O café tinha onda – tinha a minha onda - e uns
brunchs deliciosos (apesar de o meu almoço consistir invariavelmente em meia dúzia de folhas de alface duvidosa), e passar os dias de avental de chita de bolas e flores naquele
lugar divertia-me, era o inicio do verão e eu ficava sempre com a esplanada,
vinham argentinos, brasileiros, europeus, e tudo o que eu tinha de fazer era
ser simpática e o resto.
O Leandro, que era o encargado (o responsável), à cara de quem dois (?) meses mais tarde atirei com o avental (foram dias de gozo, até deixarem de o ser),
sentenciou-me um dia em nobre tom que uno
no aprende a ser camarero, uno lo tiene o no lo tiene. Eu achei aquilo meio
dramático-epopeico, mas eu lo tenia.
Ao fim de quase-nada era a melhor amiga dos cozinheiros, levava as bandejas de
vime por cima da cabeça, gracejava com os clientes, despachava pedidos com a agilidade de um nativo, e duplicava o salário mínimomiserável
com as gorjetas. Eram seis turnos de nove horas por semana, mas eu
entretinha-me entre as conversas de mesa, as chaveninhas desemparelhadas e as pausas ao sol.
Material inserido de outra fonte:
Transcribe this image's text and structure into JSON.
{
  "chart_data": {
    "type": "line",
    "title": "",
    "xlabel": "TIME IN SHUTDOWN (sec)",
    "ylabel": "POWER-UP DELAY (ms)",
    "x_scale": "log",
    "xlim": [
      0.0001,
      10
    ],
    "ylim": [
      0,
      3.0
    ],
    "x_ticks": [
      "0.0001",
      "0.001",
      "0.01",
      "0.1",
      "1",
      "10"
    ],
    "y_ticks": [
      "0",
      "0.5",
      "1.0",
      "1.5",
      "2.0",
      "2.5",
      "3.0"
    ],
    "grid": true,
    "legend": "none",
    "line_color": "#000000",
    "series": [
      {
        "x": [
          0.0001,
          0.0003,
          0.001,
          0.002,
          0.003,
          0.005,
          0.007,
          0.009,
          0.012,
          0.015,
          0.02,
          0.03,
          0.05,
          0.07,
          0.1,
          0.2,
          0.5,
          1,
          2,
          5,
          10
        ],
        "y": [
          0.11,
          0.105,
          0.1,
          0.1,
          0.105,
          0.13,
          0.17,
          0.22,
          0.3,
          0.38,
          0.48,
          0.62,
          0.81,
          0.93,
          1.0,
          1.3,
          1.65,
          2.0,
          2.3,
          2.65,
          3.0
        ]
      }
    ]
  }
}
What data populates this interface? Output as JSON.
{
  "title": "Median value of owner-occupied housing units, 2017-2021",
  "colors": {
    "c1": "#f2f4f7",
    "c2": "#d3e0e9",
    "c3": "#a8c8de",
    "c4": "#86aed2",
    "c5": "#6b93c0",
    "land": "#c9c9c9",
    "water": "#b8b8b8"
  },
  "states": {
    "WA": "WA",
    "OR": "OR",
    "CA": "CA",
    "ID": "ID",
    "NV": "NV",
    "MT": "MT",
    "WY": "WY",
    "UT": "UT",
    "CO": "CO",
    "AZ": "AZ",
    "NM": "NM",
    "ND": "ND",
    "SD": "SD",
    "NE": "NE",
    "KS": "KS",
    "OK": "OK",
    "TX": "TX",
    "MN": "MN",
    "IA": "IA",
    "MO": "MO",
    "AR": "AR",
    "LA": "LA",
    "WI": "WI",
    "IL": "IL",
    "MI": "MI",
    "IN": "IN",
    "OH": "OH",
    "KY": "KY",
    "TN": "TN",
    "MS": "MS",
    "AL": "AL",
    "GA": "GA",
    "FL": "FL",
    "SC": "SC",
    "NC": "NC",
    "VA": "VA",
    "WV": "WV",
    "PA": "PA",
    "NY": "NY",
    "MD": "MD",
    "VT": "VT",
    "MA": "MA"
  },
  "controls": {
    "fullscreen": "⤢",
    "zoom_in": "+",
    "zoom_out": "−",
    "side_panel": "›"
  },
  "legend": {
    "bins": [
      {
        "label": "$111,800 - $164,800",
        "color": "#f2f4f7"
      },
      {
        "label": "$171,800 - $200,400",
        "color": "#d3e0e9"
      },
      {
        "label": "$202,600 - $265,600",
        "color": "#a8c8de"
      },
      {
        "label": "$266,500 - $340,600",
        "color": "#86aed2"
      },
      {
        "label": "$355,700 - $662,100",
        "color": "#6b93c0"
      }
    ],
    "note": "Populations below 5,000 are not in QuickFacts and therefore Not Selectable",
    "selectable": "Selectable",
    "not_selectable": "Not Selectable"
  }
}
E tenho de confessar que quase nada foi tão
liberador na minha vida.
Aprendi o descompromisso. O sabor fresco de não
ter responsabilidades de milhões, presas em vírgulas e saltos altos, em
aquários sem janelas. Vestir sem regra, falar sem filtro, deixar de lado as
merdas do doutor e a mania das
importâncias.
Aprendi a baixar a bola, quando me passaram a
vassoura para as mãos, no segundo dia de trabalho, e me apontaram a
casa-de-banho do café.
E depois, aprendi o limite e o momento certo
para voltar a levantar o nariz e dizer basta, e entao a sensação imensa de tirar o avental a meio do dia e sair a
passear pelas ruas de Palermo sem horas nem planos. E esse foi o segundo
momento de liberação.
Até Junho deste ano, ainda passei de raspão num
restaurante meio fino, e com tempo e rotina num hostel com um pátio ao sol e a
chegada contínua de caras desconhecidas que me iam levando na conversa sobre a
cidade e as viagens partilhadas.
Ficou-me marcada a ferro e fogo esta passagem de um a outro mundo, mas pela porta dos fundos – a da cozinha do restaurante, da casa-de-banho do café, da recepção do hostel, do trabalho mal pago, do outro lado da vida onde não existem fins-de-semana mas folgas, que são apenas uma e à segunda-feira.
Os dias fáceis de gozo, os dias duros do verdadeiro cansaço, a liberação encontrada em tudo isto.
3 comentarios:
muito bom!!!!curto muito ler estes textos cheios de vida eh!!
Eu também quero "deixar de lado as merdas do doutor e a mania das importâncias"... ah!